Mike Pazin and I have been friends for a long time—longer than memory allows. Our parents told us how we met in kindergarten, reminded us every time we fought like brothers, told us how close we could become, how fortunate our proximity. Our parents shared a back fence, a small one in the corner of their yards. Mike and I jumped that fence so often that his father tore it out and built a gate, a more direct line of travel between friends. Shared yard, shared home, shared history. Mike once said we’ve forgotten more stories than most friends have known.
I turned to Mike when I turned to nonfiction. I thought through a catalogue of essayistic experience—the broken jaw of a high school ballplayer, taillights disappearing into the brackish waters beneath a dam, a body alone and cold in a warehouse. Which to tell? How to tell it? It can be difficult to tease apart a history, to decide which stories will mean something to someone else, to know which of a friend’s personae make for a focal character worthy of attention. To paraphrase the brave and benevolent leader of my undergrad nonfiction workshop, you get no credit for living. It’s all in the presentation.

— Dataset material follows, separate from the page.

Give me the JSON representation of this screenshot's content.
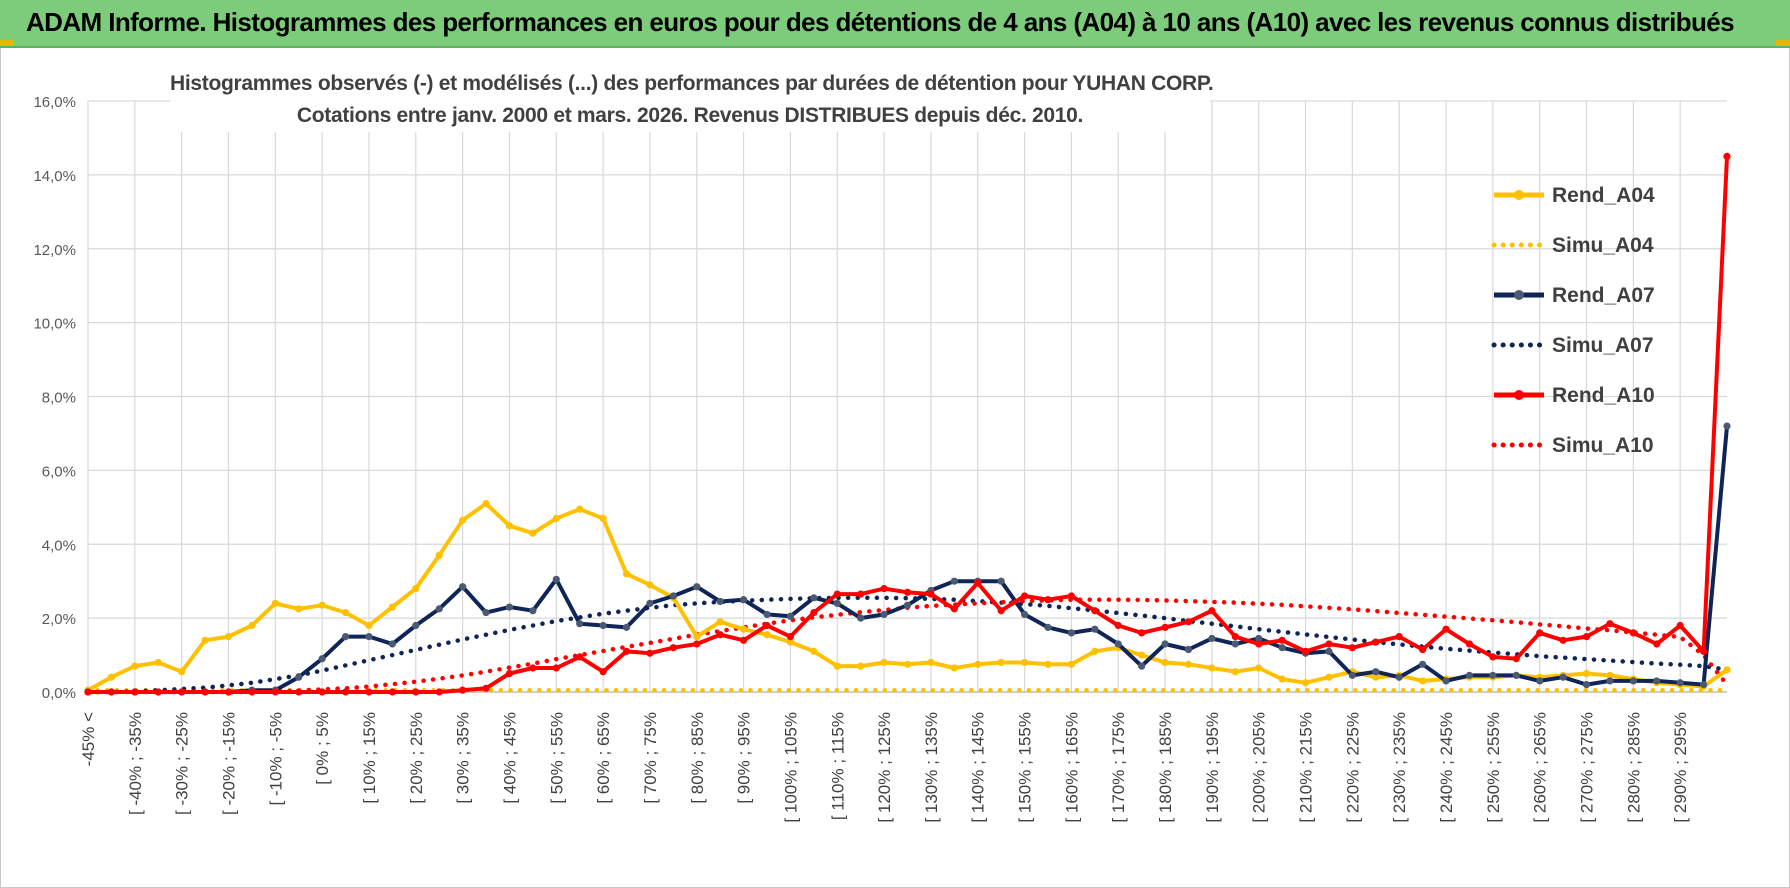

I began “Indigent Disposition” with Mike, his personal presentation of the events surrounding the death of Jonathan Welker. I contacted the county for their presentation, what happened to Jon’s body—some general information on a website including the word indigent and a fax number. A fax number. I couldn't be further from a form of communication. I found my narrative mode in this removal and that distance became my presentation for this piece—a merger of two disparate perspectives spliced with my own disposition, my memories of Mike and Jon, and my position as an observer and a participant and a student of their experiences, our experience.
Mike has never owned a fax machine. The gate between our parents’ yards is a fence again. In some ways, “Indigent Disposition” was me fulfilling a need for direct communication, for a reminder of something shared, for immediacy and closeness amid systemic and certain withdrawal. Writing about Mike is writing about me, is writing about the places we call home, about so many of us. I never want to be the focus of my own stories, but the one only just mentioned, unnamed, the one who speaks and, in sharing the words, builds a gate between friends.